What is a 2-wire circuit?
As the name suggests, a 2-wire circuit offers two lines that are connected from the measuring modules to the sensor. The output signal of a 2-wire circuit means that there is less wiring work, which means that wiring errors are less likely to occur. Furthermore, the EMC protection is significantly better, since interference can be easily filtered.
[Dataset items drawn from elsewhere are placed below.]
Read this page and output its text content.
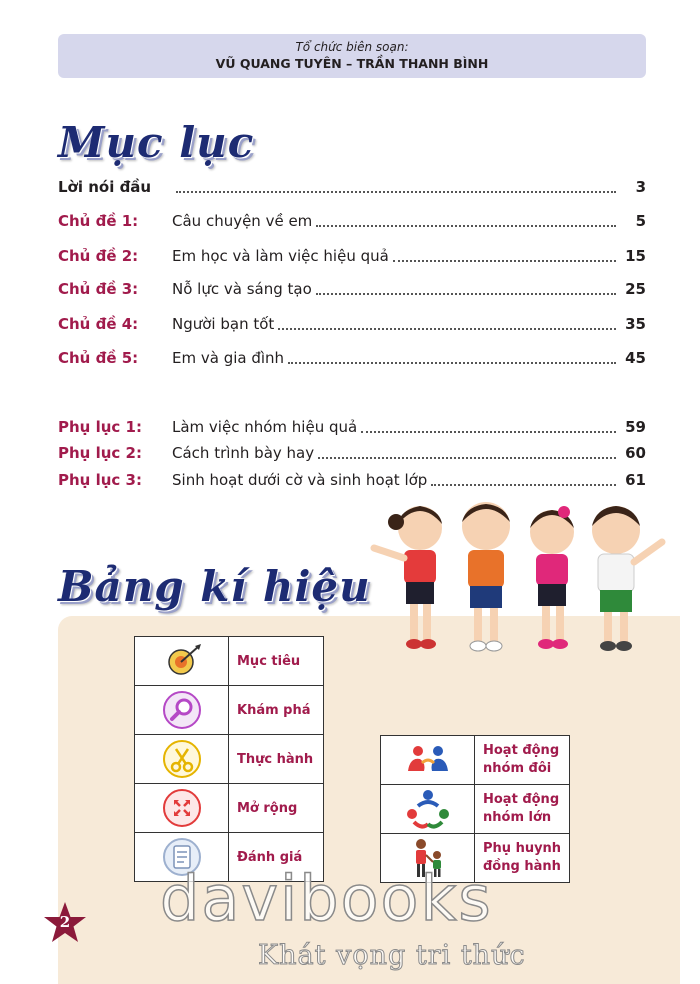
Tổ chức biên soạn:
VŨ QUANG TUYÊN – TRẦN THANH BÌNH
Mục lục
Lời nói đầu	3
Chủ đề 1:	Câu chuyện về em	5
Chủ đề 2:	Em học và làm việc hiệu quả	15
Chủ đề 3:	Nỗ lực và sáng tạo	25
Chủ đề 4:	Người bạn tốt	35
Chủ đề 5:	Em và gia đình	45
Phụ lục 1:	Làm việc nhóm hiệu quả	59
Phụ lục 2:	Cách trình bày hay	60
Phụ lục 3:	Sinh hoạt dưới cờ và sinh hoạt lớp	61
Bảng kí hiệu
	Mục tiêu
	Khám phá
	Thực hành
	Mở rộng
	Đánh giá

Hoạt động
nhóm đôi

Hoạt động
nhóm lớn

Phụ huynh
đồng hành
2 davibooks
Khát vọng tri thức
One disadvantage is that the lead resistance is fully included in the measurement result. If the pressure is constant, this can be compensated for by a power resistor. This means that the lead resistance value, as a fixed value, is deducted.
What is a 3-wire circuit?
The 3-wire circuit is wired like the 2-wire circuit, but with the difference that it is directly grounded at the pressure sensor. The pressure sensor can thus be operated with a higher intrinsic resistance, which means that fewer measuring errors occur. Ultimately, it is not the absolute current that flows when measuring that matters. The ratio of the internal resistance of the source to the intrinsic resistance of the pressure sensor is important.